I'm not sure if you are violating any rules here by asking the same question two times.
To detect communities with graphframes, at first you have to create graphframes object. Give your example dataframe the following code snippet shows you the necessary transformations:
from graphframes import *
sc.setCheckpointDir("/tmp/connectedComponents")
l = [
( '600060' , '09283744'),
( '600131' , '96733110'),
( '600194' , '01700001')
]
columns = ['valx', 'valy']
#this is your input dataframe
edges = spark.createDataFrame(l, columns)
#graphframes requires two dataframes: an edge and a vertice dataframe.
#the edge dataframe has to have at least two columns labeled with src and dst.

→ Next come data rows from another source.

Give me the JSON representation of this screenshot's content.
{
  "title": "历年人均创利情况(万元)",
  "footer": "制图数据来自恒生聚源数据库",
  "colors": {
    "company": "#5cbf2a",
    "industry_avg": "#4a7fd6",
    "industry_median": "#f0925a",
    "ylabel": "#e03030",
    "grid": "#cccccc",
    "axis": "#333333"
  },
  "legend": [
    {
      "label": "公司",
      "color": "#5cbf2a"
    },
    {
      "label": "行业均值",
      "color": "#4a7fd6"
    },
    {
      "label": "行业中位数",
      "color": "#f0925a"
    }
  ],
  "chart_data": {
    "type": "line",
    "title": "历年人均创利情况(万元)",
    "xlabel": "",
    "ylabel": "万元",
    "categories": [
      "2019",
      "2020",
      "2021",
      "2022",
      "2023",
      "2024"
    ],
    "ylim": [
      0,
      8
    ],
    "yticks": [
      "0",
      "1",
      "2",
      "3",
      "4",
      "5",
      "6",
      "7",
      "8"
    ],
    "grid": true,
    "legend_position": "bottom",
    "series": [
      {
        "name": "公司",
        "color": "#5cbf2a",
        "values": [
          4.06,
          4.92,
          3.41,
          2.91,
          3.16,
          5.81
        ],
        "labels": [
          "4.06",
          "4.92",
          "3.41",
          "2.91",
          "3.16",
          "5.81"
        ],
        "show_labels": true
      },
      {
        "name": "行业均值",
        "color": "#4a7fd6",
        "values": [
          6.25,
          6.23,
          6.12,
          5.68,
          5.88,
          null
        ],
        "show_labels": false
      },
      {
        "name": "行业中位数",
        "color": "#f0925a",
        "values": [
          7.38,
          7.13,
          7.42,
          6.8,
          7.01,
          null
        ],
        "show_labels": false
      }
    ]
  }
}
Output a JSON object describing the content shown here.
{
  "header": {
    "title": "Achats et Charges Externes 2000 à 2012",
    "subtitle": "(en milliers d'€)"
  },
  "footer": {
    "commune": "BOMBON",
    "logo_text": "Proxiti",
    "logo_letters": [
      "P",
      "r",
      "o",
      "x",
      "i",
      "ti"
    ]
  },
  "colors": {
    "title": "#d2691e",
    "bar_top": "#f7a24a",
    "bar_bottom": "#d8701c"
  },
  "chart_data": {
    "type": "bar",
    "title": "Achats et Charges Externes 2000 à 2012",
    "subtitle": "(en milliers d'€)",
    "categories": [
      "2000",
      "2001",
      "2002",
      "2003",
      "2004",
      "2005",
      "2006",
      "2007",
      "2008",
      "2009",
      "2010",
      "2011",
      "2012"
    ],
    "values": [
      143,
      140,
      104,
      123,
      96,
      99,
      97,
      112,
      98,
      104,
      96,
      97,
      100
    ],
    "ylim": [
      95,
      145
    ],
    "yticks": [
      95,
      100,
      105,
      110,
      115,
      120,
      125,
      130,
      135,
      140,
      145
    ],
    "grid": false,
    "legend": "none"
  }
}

edges = edges.withColumnRenamed('valx', 'src').withColumnRenamed('valy', 'dst')
edges.show()
#the vertice dataframe requires at least one column labeled with id
vertices = edges.select('src').union(edges.select('dst')).withColumnRenamed('src', 'id')
vertices.show()
g = GraphFrame(vertices, edges)
Output:
+------+--------+
| src| dst|
+------+--------+
|600060|09283744|
|600131|96733110|
|600194|01700001|
+------+--------+
+--------+
| id|
+--------+
| 600060|
| 600131|
| 600194|
|09283744|
|96733110|
|01700001|
+--------+
You wrote in the comments of your other question that the community detection algorithmus doesn't matter for you currently. Therefore I will pick the connected components:
result = g.connectedComponents()
result.show()
Output:
+--------+------------+
| id| component|
+--------+------------+
| 600060|163208757248|
| 600131| 34359738368|
| 600194|884763262976|
|09283744|163208757248|
|96733110| 34359738368|
|01700001|884763262976|
+--------+------------+
Other community detection algorithms (like LPA) can be found in the user guide.